School of Mathematics and Statistics, Changchun University of Technology, Changchun 130012, China.
Math Biosci Eng. 2022 May 20;19(8):7521-7542. doi: 10.3934/mbe.2022354.
With the development of the field of survival analysis, statistical inference of right-censored data is of great importance for the study of medical diagnosis. In this study, a right-censored data survival prediction model based on an improved composite quantile regression neural network framework, called rcICQRNN, is proposed. It incorporates composite quantile regression with the loss function of a multi-hidden layer feedforward neural network, combined with an inverse probability weighting method for survival prediction. Meanwhile, the hyperparameters involved in the neural network are adjusted using the WOA algorithm, integer encoding and One-Hot encoding are implemented to encode the classification features, and the BWOA variable selection method for high-dimensional data is proposed. The rcICQRNN algorithm was tested on a simulated dataset and two real breast cancer datasets, and the performance of the model was evaluated by three evaluation metrics. The results show that the rcICQRNN-5 model is more suitable for analyzing simulated datasets. The One-Hot encoding of the WOA-rcICQRNN-30 model is more applicable to the NKI70 data. The model results are optimal for k=15 after feature selection for the METABRIC dataset. Finally, we implemented the method for cross-dataset validation. On the whole, the Cindex results using One-Hot encoding data are more stable, making the proposed rcICQRNN prediction model flexible enough to assist in medical decision making. It has practical applications in areas such as biomedicine, insurance actuarial and financial economics.

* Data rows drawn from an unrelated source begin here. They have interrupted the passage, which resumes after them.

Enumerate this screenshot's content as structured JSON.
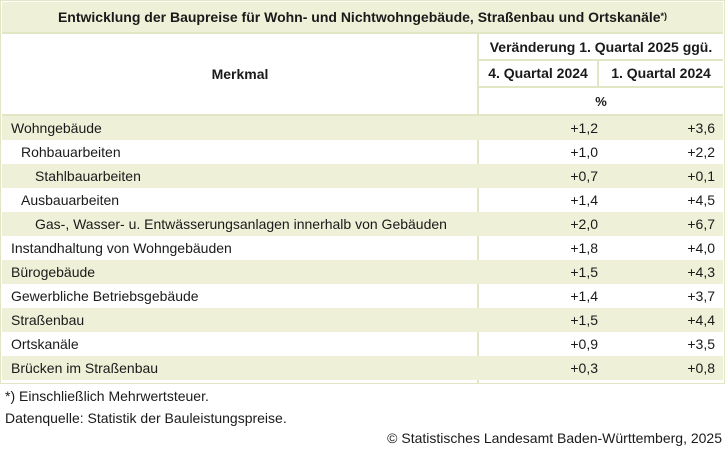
{
  "table": {
    "title": "Entwicklung der Baupreise für Wohn- und Nichtwohngebäude, Straßenbau und Ortskanäle",
    "title_mark": "*)",
    "header_merkmal": "Merkmal",
    "header_span": "Veränderung 1. Quartal 2025 ggü.",
    "columns": [
      "4. Quartal 2024",
      "1. Quartal 2024"
    ],
    "unit": "%",
    "rows": [
      {
        "label": "Wohngebäude",
        "indent": 0,
        "q4_2024": "+1,2",
        "q1_2024": "+3,6"
      },
      {
        "label": "Rohbauarbeiten",
        "indent": 1,
        "q4_2024": "+1,0",
        "q1_2024": "+2,2"
      },
      {
        "label": "Stahlbauarbeiten",
        "indent": 2,
        "q4_2024": "+0,7",
        "q1_2024": "+0,1"
      },
      {
        "label": "Ausbauarbeiten",
        "indent": 1,
        "q4_2024": "+1,4",
        "q1_2024": "+4,5"
      },
      {
        "label": "Gas-, Wasser- u. Entwässerungsanlagen innerhalb von Gebäuden",
        "indent": 2,
        "q4_2024": "+2,0",
        "q1_2024": "+6,7"
      },
      {
        "label": "Instandhaltung von Wohngebäuden",
        "indent": 0,
        "q4_2024": "+1,8",
        "q1_2024": "+4,0"
      },
      {
        "label": "Bürogebäude",
        "indent": 0,
        "q4_2024": "+1,5",
        "q1_2024": "+4,3"
      },
      {
        "label": "Gewerbliche Betriebsgebäude",
        "indent": 0,
        "q4_2024": "+1,4",
        "q1_2024": "+3,7"
      },
      {
        "label": "Straßenbau",
        "indent": 0,
        "q4_2024": "+1,5",
        "q1_2024": "+4,4"
      },
      {
        "label": "Ortskanäle",
        "indent": 0,
        "q4_2024": "+0,9",
        "q1_2024": "+3,5"
      },
      {
        "label": "Brücken im Straßenbau",
        "indent": 0,
        "q4_2024": "+0,3",
        "q1_2024": "+0,8"
      }
    ]
  },
  "footnotes": {
    "note": "*) Einschließlich Mehrwertsteuer.",
    "source": "Datenquelle: Statistik der Bauleistungspreise.",
    "copyright": "© Statistisches Landesamt Baden-Württemberg, 2025"
  }
}
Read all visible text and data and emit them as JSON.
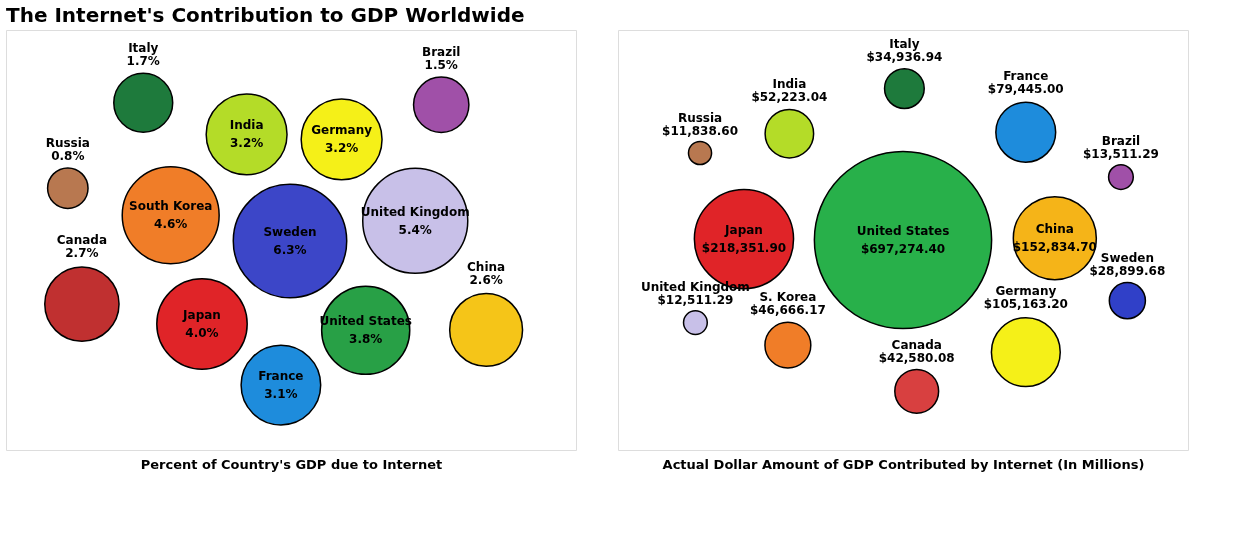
{
  "chart_data": [
    {
      "type": "other",
      "title": "The Internet's Contribution to GDP Worldwide",
      "xlabel": "Percent of Country's GDP due to Internet",
      "categories": [
        "Sweden",
        "China",
        "Japan",
        "Germany",
        "South Korea",
        "Canada",
        "Italy",
        "India",
        "Brazil",
        "United Kingdom",
        "France",
        "United States",
        "Russia"
      ],
      "values": [
        6.3,
        2.6,
        4.0,
        3.2,
        4.6,
        2.7,
        1.7,
        3.2,
        1.5,
        5.4,
        3.1,
        3.8,
        0.8
      ],
      "value_labels": [
        "6.3%",
        "2.6%",
        "4.0%",
        "3.2%",
        "4.6%",
        "2.7%",
        "1.7%",
        "3.2%",
        "1.5%",
        "5.4%",
        "3.1%",
        "3.8%",
        "0.8%"
      ],
      "colors": [
        "#3c46c8",
        "#f5c518",
        "#e02428",
        "#f5f018",
        "#f07d28",
        "#c03030",
        "#1e7a3c",
        "#b4dc28",
        "#a050a8",
        "#c8c0e8",
        "#1e8cdc",
        "#28a046",
        "#b87850"
      ]
    },
    {
      "type": "other",
      "xlabel": "Actual Dollar Amount of GDP Contributed by Internet (In Millions)",
      "categories": [
        "Brazil",
        "Russia",
        "Canada",
        "India",
        "United States",
        "United Kingdom",
        "France",
        "Japan",
        "S. Korea",
        "Germany",
        "China",
        "Italy",
        "Sweden"
      ],
      "values": [
        13511.29,
        11838.6,
        42580.08,
        52223.04,
        697274.4,
        12511.29,
        79445.0,
        218351.9,
        46666.17,
        105163.2,
        152834.7,
        34936.94,
        28899.68
      ],
      "value_labels": [
        "$13,511.29",
        "$11,838.60",
        "$42,580.08",
        "$52,223.04",
        "$697,274.40",
        "$12,511.29",
        "$79,445.00",
        "$218,351.90",
        "$46,666.17",
        "$105,163.20",
        "$152,834.70",
        "$34,936.94",
        "$28,899.68"
      ],
      "colors": [
        "#a050a8",
        "#b87850",
        "#d84040",
        "#b4dc28",
        "#28b04a",
        "#c8c0e8",
        "#1e8cdc",
        "#e02428",
        "#f07d28",
        "#f5f018",
        "#f5b418",
        "#1e7a3c",
        "#3040c8"
      ]
    }
  ]
}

随着生存分析领域的发展,右删失数据的统计推断对于医学诊断研究非常重要。在本研究中,提出了一种基于改进的组合分位数回归神经网络框架的右删失数据生存预测模型,称为 rcICQRNN。它将组合分位数回归与多隐藏层前馈神经网络的损失函数相结合,结合生存预测的逆概率加权方法。同时,使用 WOA 算法调整神经网络中的超参数,使用整数编码和 One-Hot 编码对分类特征进行编码,并提出了用于高维数据的 BWOA 变量选择方法。rcICQRNN 算法在模拟数据集和两个真实乳腺癌数据集上进行了测试,并使用三个评估指标评估了模型的性能。结果表明,rcICQRNN-5 模型更适合分析模拟数据集。WOA-rcICQRNN-30 模型的 One-Hot 编码更适用于 NKI70 数据。在对 METABRIC 数据集进行特征选择后,k=15 时模型结果最佳。最后,我们实现了跨数据集验证的方法。总的来说,使用 One-Hot 编码数据的 Cindex 结果更稳定,使得提出的 rcICQRNN 预测模型具有足够的灵活性,可以辅助医学决策。它在生物医学、保险精算和金融经济学等领域具有实际应用。